In a conversation, Garner asks Wallace about writers he admires.
So probably the smart thing to say is, if you spend enough time reading or writing, you find a voice, but you also find certain tastes. You find certain writers who when they write, it makes your own brain voice like a tuning fork, and you just resonate with them. And when that happens reading those writers …. become a source of unbelievable joy. It’s like eating candy for the soul.
And I sometimes have a hard time understanding how people who don’t have that in their lives make it through the day. But it’s also true that my father can listen to classical music and be nourished in ways that I’ll never understand.
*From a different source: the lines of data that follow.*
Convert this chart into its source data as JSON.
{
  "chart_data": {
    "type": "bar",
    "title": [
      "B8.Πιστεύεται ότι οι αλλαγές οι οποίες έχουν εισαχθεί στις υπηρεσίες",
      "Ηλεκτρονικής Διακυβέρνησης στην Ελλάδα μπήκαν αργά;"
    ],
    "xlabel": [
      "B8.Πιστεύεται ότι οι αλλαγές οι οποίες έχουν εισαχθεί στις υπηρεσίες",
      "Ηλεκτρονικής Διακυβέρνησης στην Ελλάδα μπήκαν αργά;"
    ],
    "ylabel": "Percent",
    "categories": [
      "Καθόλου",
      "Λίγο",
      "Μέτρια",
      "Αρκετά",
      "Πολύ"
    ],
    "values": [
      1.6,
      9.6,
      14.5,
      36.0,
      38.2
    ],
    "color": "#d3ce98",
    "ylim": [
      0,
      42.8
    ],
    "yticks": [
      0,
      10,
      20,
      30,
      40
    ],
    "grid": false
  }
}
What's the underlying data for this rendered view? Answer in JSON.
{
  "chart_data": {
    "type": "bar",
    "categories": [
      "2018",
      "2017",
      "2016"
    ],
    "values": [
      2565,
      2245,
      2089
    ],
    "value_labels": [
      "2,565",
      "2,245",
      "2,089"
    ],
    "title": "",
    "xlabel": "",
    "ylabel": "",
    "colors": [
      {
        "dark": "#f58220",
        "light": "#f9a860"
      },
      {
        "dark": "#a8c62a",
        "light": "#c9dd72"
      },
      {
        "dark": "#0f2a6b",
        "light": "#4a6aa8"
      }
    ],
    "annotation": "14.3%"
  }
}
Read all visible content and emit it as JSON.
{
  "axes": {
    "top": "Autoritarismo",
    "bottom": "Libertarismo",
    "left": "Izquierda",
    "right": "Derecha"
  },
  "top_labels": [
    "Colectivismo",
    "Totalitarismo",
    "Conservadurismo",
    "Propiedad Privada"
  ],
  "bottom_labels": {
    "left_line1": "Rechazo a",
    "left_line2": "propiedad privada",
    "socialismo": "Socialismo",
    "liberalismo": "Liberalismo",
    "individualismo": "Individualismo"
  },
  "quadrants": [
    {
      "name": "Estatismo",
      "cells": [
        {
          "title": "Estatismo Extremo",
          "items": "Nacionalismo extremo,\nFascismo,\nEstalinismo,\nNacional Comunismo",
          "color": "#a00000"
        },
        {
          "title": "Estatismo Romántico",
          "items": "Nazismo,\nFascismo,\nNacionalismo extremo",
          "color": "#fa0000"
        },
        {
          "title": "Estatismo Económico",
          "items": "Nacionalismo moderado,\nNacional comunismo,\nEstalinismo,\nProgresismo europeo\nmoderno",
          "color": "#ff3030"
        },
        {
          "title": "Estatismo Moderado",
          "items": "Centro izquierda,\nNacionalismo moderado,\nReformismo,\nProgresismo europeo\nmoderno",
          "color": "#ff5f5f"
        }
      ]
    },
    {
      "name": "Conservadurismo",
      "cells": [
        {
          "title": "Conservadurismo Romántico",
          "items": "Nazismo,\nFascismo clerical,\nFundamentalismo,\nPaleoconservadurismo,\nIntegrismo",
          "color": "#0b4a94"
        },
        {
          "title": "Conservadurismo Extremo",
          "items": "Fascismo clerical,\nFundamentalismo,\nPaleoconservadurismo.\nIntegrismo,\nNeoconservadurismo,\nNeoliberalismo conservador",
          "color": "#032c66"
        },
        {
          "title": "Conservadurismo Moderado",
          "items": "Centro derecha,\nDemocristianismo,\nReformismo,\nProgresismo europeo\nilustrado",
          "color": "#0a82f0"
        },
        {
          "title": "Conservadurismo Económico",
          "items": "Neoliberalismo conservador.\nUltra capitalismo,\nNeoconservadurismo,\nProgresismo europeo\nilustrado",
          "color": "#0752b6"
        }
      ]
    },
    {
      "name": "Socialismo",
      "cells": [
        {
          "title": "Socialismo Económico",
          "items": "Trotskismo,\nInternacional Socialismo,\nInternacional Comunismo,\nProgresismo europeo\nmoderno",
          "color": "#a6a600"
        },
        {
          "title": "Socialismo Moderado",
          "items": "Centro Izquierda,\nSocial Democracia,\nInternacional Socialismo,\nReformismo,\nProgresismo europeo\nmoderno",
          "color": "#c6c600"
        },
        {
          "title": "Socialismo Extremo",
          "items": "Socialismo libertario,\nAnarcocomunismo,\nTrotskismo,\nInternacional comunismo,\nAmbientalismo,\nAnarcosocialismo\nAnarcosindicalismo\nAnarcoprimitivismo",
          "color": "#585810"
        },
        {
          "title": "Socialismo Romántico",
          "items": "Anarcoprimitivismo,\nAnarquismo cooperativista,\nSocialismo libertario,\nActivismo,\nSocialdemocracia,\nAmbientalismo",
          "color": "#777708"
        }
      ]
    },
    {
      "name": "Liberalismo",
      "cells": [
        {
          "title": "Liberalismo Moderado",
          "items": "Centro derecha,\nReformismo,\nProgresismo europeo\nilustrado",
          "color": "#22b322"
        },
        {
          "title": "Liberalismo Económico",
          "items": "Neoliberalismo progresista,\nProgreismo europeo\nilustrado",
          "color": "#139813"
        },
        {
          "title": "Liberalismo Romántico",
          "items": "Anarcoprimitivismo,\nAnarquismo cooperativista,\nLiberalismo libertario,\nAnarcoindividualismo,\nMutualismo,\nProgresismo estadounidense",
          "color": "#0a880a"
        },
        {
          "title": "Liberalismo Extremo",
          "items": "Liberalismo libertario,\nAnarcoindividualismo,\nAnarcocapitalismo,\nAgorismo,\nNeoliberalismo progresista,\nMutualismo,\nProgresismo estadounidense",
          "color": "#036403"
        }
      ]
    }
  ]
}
Or my wife can go to some local gallery and look at art and come home looking . . . she’s a different person. She’s been changed somehow. (Quack This Way, p. 61; an interview between Wallace & Garner, 2013)
Wallace has turned out to be that kind of writer, the writer who resonates, who delights, who, for this reader, sustains.
TheTreeHouse is a home for stories and fables and parables. So here is a ‘fun’ Kafka piece which Wallace discussed in a speech.
A Little Fable by Franz Kafka
“Alas,” said the mouse, “the whole world is growing smaller every day. At the beginning it was so big that I was afraid, I kept running and running, and I was glad when I saw walls far away to the right and left, but these long walls have narrowed so quickly that I am in the last chamber already, and there in the corner stands the trap that I must run into.”
“You only need to change your direction,” said the cat, and ate it up.
A video adaptation produced by Gustavo Munoz
Now that you’ve read the fable and seen the video, here is DFW’s speech. The five pages are a worthy investment of your time, providing an understanding of humor in America today, and a bonus Kafkaesque closing.
Das ist komisch. *
LINK to Harper’s Magazine reprint of speech:
Laughing with Kafka – Speech by David Foster Wallace
If you wish to listen to the speech, here it is.
* German for “That’s funny.” Franz Kafka wrote in German.
** Text in the original German
Kleine Fabel
Franz Kafka
»Ach«, sagte die Maus, »die Welt wird enger mit jedem Tag. Zuerst war sie so breit, daß ich Angst hatte, ich lief weiter und war glücklich, daß ich endlich rechts und links in der Ferne Mauern sah, aber diese langen Mauern eilen so schnell aufeinander zu, daß ich schon im letzten Zimmer bin, und dort im Winkel steht die Falle, in die ich laufe.
« – »Du mußt nur die Laufrichtung ändern«, sagte die Katze und fraß sie.